“Here’s What I Saw at an AI Hackathon: AI Gossip, Celebrity Sightings, Tech Trends—And Some Great Projects”, 2022-12-20 ():
I went to an AI hackathon and saw God. Well, an AI-generated version of God, anyway. It was a version of GPT-3 cosplaying as a deity and rigged to conduct a real-time verbal conversation. A projector displayed a visualization of it on a screen, and it could listen to your questions and respond with a god-like verbal inflection and tone. The program’s aim was to get you to commit to using AI for benevolent purposes, and it was about as impressive a demo for a weekend hack project as I’ve ever seen.
…So I did something I’ve never done before for an Every article: I traveled to San Francisco to see what I could first hand, at AI Hack Week—an AI hackathon put on by my friend Dave Fontenot of HF0. (Dave is also an Every investor through his fund Backend Capital. Evan went too—his column on this is coming later this week.) They rented out a mansion in Alamo Square, and a bunch of programmers spent a week building projects to try to show what’s possible with this new technology wave.
…The art projects weren’t limited to visual art. One of the top hacks, Biological Artificial Intelligence, was a Reverse Turing test: send a prompt to the project and it would return 4 completions. One of them was from GPT-3, and the other 3 were from human “chatbots” hidden behind a curtain. The challenge was to identify which one of the outputs was from GPT-3. Its creators demoed this in front of the audience—and the audience got it wrong.
…Overheard in AI: It’s always fun being in a house with lots of smart people because you hear things that you might not otherwise. Here’s a list of them. I don’t agree with all of them but they’re at least an interesting portrait of what at least some people do believe.
- Google’s brain drain: “All the best people I used to work with at Google Brain are now at OpenAI.”—AI Hack Week participant
People are expecting asymptotic gains for completion quality: These technologies have quickly progressed from returning great results 30% of the time to 80% of the time, but getting 80% → 90% is going to be much harder. 90% to 99% is even harder. The consensus is that it’s better to build for use cases where 80% is good enough; if you need 99%, you might have to wait awhile.
- Startups building infrastructure on current models are in trouble: A fine-tuned product on the current generation of models will be instantly outperformed by non-fine-tuned next-generation models. (For more, see Evan’s piece.) It’s better to save your money and wait than build a sand castle on top of the current tech.
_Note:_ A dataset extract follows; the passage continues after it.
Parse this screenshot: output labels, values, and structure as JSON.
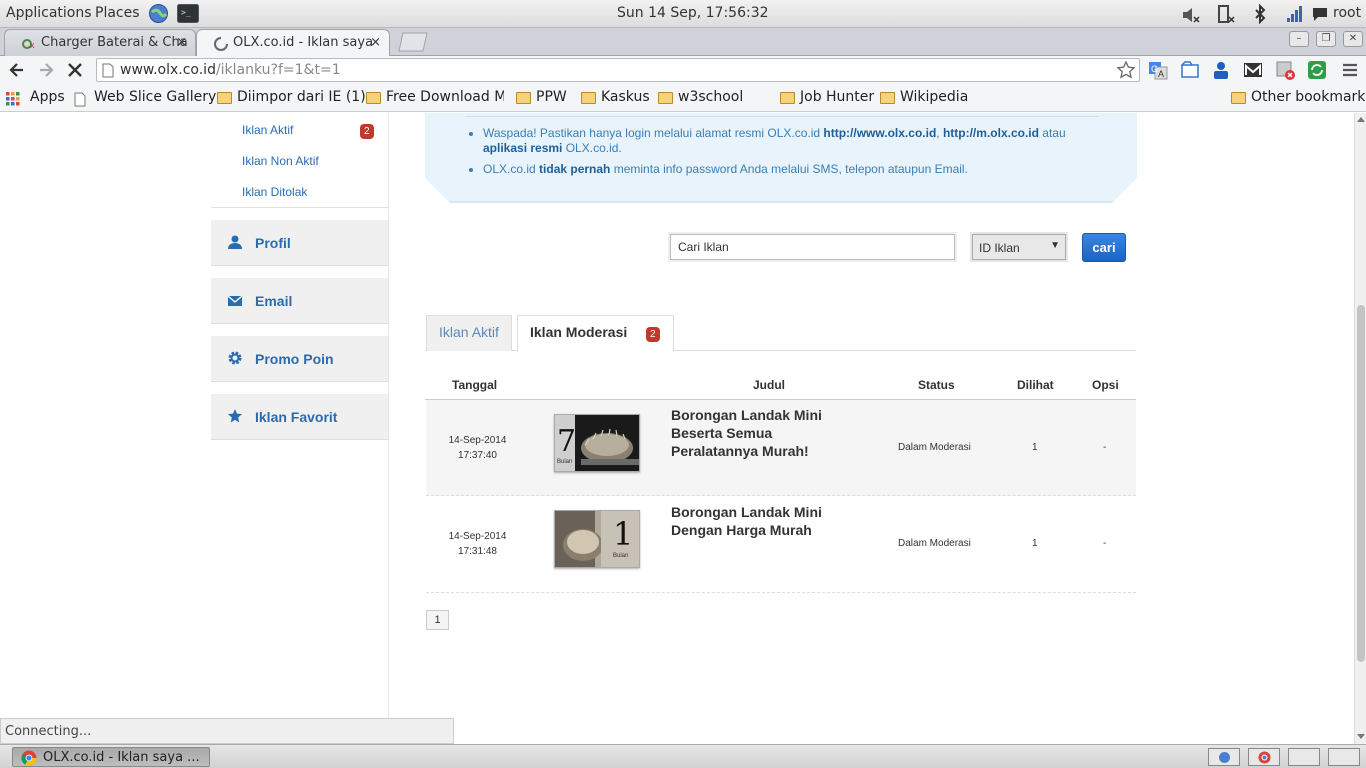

OpenAI can extract a 10% equity tax from any company that wants to win: The company is currently giving access to GPT-4 for companies that they invest in through their fund Converge ($1 million check for 10%). Any company that has early access to GPT-4 has an advantage, and OpenAI gets to be kingmaker and tax collector. Maybe this is how research-driven companies developing models are actually going to make the most money. (Evan wrote about this as well.)
- The future of programming is writing prompts: The future of programming might be abstracted away from writing code at all. Instead, you ask GPT-4 in natural language to perform any operation (eg. convert this file, perform a function that does the following). In one version of the future, GPT-4 generates the code and you run it yourself (which is currently possible with ChatGPT.) In another version, you don’t even need the code—you just rely on GPT-4 to produce the right answer for you. The possibilities are wild.
- A battle between AI’s dark side and light side is currently raging: A contingent of people thinks OpenAI is moving too fast and supports Anthropic’s more closed-down, safety-first approach to building these technologies. On the other side, OpenAI proponents complain Anthropic can’t ship. (This attitude follows the dynamic I wrote about in “Artificial Unintelligence”.) Both organizations are filled with smart people trying to make tough decisions under a lot of pressure, and I’m curious which approach ends up working better.
- Machines are getting smarter faster than humans are: There’s a debate about whether prompt engineering is going to go away, and that debate is even occurring internally at OpenAI. Everyone thinks that with the new generation of models, you won’t need to be as clever in your prompt design. But there’s a big question about whether the more complicated, dynamically generated prompts are going to become obsolete. Even the people inside of these companies don’t know the answer yet.